SlateDB supports custom filtering of garbage collection candidates through the GcFilter trait. This allows users to intercept files before deletion and approve or reject them based on custom logic.

The GcFilter::filter method receives a set of files that SlateDB has already determined are eligible for deletion (files older than min_age that are not referenced by any active manifest or checkpoint). The filter returns the subset of files that may be physically deleted. Any files not returned by the filter are retained.

A common use case for GcFilter is verifying that files have been replicated to another bucket before allowing deletion. For example, in a mirror-maker-like scenario for cross-region or cross-cloud replication, the filter can check that a file exists in the destination bucket before approving it for deletion from the source.

To configure a filter, use the with_gc_filter() method on GarbageCollectorBuilder:

let gc_filter = Arc::new(MyGcFilter::new());
let gc = GarbageCollectorBuilder::new(path, object_store)
.with_gc_filter(gc_filter)
.build()
.await?;

The filter is optional. If no filter is configured, garbage collection proceeds normally based on age and reference checks alone.

Below is a diagram illustrating the high-level flow of garbage collection in SlateDB:

flowchart TD

    A["Start GC Cycle (interval timer)"] --> B[Remove Expired Checkpoints from Manifests]

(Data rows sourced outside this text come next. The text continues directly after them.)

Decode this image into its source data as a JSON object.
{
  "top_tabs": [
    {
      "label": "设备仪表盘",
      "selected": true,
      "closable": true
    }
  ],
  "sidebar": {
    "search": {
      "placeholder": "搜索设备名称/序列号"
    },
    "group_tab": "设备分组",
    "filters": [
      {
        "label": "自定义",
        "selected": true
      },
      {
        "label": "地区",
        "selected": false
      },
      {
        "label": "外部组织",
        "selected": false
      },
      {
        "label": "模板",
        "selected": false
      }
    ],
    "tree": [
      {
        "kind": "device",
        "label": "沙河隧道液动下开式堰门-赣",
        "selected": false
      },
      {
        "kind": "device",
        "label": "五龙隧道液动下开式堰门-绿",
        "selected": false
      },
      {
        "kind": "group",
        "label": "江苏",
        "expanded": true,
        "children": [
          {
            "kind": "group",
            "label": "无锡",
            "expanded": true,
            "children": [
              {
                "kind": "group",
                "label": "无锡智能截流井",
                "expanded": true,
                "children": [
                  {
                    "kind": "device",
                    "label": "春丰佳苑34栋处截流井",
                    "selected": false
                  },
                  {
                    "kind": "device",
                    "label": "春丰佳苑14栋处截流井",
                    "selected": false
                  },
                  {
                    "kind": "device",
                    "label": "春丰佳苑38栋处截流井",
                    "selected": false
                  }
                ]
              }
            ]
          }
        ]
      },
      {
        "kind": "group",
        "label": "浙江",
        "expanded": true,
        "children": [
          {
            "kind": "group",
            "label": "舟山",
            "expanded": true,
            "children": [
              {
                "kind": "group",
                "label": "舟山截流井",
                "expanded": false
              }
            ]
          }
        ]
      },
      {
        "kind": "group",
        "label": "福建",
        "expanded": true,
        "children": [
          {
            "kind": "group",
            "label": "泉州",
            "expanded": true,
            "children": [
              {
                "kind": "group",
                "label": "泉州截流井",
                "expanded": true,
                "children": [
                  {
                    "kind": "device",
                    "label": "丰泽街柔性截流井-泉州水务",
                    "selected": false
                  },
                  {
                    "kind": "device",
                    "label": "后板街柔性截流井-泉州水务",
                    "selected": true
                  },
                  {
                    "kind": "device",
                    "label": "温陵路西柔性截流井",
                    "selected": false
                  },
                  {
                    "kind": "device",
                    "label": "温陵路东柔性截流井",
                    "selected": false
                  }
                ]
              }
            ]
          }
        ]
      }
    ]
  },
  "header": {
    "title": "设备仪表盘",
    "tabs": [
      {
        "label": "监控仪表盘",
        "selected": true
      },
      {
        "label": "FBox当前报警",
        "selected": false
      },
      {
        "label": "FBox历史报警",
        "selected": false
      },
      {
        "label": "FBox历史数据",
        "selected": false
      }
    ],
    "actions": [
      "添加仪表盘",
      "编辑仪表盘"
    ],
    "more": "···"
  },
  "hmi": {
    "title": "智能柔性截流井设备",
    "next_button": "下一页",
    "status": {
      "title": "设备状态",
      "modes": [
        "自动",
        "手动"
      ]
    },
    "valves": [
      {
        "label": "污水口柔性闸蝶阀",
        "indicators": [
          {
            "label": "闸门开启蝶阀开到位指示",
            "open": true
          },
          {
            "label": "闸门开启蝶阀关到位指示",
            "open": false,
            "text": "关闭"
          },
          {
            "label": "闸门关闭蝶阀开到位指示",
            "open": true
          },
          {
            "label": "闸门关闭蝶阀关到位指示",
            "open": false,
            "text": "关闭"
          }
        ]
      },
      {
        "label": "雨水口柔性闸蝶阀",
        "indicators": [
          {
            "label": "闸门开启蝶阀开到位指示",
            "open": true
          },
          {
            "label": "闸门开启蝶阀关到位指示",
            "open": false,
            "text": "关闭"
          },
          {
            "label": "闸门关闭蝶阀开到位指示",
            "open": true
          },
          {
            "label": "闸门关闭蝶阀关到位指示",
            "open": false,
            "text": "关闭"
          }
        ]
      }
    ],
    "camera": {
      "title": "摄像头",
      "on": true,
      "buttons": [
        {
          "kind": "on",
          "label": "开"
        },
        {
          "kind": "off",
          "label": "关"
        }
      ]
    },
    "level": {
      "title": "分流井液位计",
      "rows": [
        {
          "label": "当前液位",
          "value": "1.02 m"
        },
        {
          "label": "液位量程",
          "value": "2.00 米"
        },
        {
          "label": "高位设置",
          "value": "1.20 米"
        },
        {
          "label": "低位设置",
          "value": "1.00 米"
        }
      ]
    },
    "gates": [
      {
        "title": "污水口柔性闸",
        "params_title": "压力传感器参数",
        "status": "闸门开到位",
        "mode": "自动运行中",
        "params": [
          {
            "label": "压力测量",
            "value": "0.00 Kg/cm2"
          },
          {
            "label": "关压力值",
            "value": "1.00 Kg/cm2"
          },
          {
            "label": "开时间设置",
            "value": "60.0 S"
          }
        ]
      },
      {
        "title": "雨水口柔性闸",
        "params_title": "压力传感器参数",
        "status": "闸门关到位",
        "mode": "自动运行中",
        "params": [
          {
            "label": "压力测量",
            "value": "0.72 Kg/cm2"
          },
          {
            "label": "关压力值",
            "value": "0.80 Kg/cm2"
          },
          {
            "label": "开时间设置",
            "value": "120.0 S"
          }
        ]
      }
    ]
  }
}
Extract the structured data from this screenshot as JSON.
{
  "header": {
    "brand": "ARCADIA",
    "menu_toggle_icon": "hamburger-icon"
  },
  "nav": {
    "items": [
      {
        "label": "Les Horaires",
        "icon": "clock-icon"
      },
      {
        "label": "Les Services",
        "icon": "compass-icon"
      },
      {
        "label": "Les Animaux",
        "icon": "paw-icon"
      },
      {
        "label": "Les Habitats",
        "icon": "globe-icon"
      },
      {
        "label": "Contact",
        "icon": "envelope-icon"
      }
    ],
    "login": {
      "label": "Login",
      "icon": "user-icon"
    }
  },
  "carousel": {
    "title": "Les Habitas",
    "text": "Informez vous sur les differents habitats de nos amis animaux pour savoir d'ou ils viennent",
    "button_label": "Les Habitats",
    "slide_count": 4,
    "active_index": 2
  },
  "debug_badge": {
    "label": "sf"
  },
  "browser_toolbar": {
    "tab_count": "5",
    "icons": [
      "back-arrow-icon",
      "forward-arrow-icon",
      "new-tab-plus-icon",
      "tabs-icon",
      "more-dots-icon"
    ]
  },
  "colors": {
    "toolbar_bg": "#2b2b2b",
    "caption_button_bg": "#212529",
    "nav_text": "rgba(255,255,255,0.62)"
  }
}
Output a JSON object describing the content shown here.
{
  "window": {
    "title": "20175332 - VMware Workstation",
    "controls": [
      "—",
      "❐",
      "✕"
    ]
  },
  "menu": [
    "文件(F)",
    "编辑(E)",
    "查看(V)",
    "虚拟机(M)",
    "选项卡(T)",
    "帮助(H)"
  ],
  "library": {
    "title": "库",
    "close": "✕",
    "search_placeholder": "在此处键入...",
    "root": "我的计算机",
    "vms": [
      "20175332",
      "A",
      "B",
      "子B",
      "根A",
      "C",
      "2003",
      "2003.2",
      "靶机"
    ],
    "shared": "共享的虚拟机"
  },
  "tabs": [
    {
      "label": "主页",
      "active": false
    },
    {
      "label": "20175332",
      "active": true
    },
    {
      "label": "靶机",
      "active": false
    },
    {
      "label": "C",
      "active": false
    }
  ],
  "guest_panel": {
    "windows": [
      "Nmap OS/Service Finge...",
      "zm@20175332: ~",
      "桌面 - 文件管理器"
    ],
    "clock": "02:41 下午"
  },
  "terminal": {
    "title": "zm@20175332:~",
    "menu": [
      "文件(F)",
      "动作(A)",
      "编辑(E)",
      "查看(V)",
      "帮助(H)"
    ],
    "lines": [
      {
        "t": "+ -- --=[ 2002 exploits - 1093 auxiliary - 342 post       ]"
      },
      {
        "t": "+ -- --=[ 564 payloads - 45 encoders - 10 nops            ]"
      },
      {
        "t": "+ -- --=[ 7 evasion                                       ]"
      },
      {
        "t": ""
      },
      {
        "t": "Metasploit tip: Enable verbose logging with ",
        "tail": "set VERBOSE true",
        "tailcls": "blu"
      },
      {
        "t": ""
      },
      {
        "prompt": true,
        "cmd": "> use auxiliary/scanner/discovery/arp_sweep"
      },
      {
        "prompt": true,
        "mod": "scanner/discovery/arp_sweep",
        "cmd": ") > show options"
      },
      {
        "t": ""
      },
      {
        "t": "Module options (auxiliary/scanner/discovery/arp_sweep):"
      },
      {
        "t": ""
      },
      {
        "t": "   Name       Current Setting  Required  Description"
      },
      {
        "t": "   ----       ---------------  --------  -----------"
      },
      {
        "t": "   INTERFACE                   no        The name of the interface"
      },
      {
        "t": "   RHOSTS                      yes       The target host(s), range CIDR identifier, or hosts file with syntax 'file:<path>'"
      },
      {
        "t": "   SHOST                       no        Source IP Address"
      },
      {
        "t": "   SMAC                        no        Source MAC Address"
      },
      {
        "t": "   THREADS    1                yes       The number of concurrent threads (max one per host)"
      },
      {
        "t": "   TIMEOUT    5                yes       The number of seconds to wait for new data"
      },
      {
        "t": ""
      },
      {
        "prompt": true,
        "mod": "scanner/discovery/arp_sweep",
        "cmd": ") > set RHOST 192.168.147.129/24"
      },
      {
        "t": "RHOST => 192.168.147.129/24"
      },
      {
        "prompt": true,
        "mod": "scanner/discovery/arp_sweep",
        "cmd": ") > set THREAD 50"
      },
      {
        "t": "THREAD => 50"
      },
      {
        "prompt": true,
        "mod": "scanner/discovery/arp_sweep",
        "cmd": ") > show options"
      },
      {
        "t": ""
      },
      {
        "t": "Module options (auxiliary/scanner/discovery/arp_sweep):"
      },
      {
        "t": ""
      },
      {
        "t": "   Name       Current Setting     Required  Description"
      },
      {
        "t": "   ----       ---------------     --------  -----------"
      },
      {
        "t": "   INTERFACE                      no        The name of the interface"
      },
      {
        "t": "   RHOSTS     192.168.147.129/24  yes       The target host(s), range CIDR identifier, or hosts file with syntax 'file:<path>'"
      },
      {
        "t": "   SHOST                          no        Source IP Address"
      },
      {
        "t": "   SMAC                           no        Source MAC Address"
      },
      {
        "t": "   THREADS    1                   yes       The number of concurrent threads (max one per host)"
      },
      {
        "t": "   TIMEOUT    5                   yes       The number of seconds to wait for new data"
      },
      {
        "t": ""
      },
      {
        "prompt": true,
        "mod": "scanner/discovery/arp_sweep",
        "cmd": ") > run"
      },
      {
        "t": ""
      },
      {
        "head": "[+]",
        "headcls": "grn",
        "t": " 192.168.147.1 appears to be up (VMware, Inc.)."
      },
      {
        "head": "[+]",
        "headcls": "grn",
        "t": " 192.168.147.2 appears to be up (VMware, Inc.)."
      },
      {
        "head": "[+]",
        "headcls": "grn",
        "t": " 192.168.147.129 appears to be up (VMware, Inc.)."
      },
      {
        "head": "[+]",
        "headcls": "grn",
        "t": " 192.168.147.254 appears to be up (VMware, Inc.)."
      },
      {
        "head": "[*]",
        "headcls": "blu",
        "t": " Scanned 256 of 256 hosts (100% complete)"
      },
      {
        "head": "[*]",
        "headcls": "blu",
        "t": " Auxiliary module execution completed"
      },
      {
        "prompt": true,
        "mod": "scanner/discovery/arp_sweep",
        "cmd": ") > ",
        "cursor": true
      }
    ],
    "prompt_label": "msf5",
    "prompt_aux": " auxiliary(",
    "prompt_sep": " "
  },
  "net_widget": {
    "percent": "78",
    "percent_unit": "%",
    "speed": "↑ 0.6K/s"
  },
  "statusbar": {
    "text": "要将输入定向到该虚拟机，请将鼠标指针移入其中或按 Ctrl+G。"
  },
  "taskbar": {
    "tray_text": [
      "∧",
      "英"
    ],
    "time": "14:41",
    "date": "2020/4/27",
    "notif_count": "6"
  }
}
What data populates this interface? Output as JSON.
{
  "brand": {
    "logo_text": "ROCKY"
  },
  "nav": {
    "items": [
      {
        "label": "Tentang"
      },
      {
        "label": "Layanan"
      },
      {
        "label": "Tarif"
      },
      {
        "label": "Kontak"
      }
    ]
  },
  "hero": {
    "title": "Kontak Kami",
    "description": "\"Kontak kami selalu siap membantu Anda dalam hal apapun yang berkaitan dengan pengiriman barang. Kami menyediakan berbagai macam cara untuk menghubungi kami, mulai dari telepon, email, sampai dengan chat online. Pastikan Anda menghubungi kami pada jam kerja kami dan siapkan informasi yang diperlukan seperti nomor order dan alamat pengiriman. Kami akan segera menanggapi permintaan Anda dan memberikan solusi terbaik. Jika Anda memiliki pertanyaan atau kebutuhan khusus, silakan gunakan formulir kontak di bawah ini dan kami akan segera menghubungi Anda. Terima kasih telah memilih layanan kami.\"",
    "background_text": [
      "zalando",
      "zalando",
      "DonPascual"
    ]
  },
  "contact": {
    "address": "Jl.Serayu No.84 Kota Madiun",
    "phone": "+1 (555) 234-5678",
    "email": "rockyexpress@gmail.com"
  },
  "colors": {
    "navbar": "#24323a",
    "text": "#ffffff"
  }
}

    B --> C[Run WAL SST GC Task]
    C --> C1[List WAL SSTs older than last compacted ID]
    C1 --> C2[Filter by min_age and active references]
    C2 --> C2a[Apply GcFilter if configured]
    C2a --> C3[Delete eligible WAL SSTs]

    B --> D[Run Compacted SST GC Task]
    D --> D1[List all compacted and L0 SSTs]
    D1 --> D2[Gather active SST IDs from manifests]
    D2 --> D2a[Apply GcFilter if configured]
    D2a --> D3[Delete SSTs not referenced and older than min_age]

    B --> E[Run Manifest GC Task]
    E --> E1["List all manifests (exclude latest)"]
    E1 --> E2[Gather active manifest IDs from checkpoints]
    E2 --> E2a[Apply GcFilter if configured]
    E2a --> E3[Delete manifests not referenced and older than min_age]

    C3 & D3 & E3 --> G[Wait for Next Interval or Shutdown]

By default, garbage collection is enabled for all managed directories (manifest, WAL, WAL fence, compacted SSTs, and compactions) using standard interval and minimum age settings.

WAL fence garbage collection runs in dry-run mode by default. This means it logs files that would be deleted without actually deleting them. This conservative default prevents accidental data loss while still providing visibility into what would be cleaned up.

To enable actual deletion for WAL fence GC, set dry_run: false with a high min_age to safely clean up old fences. Alternatively, to silence the dry-run logging entirely, set wal_fence_options: None.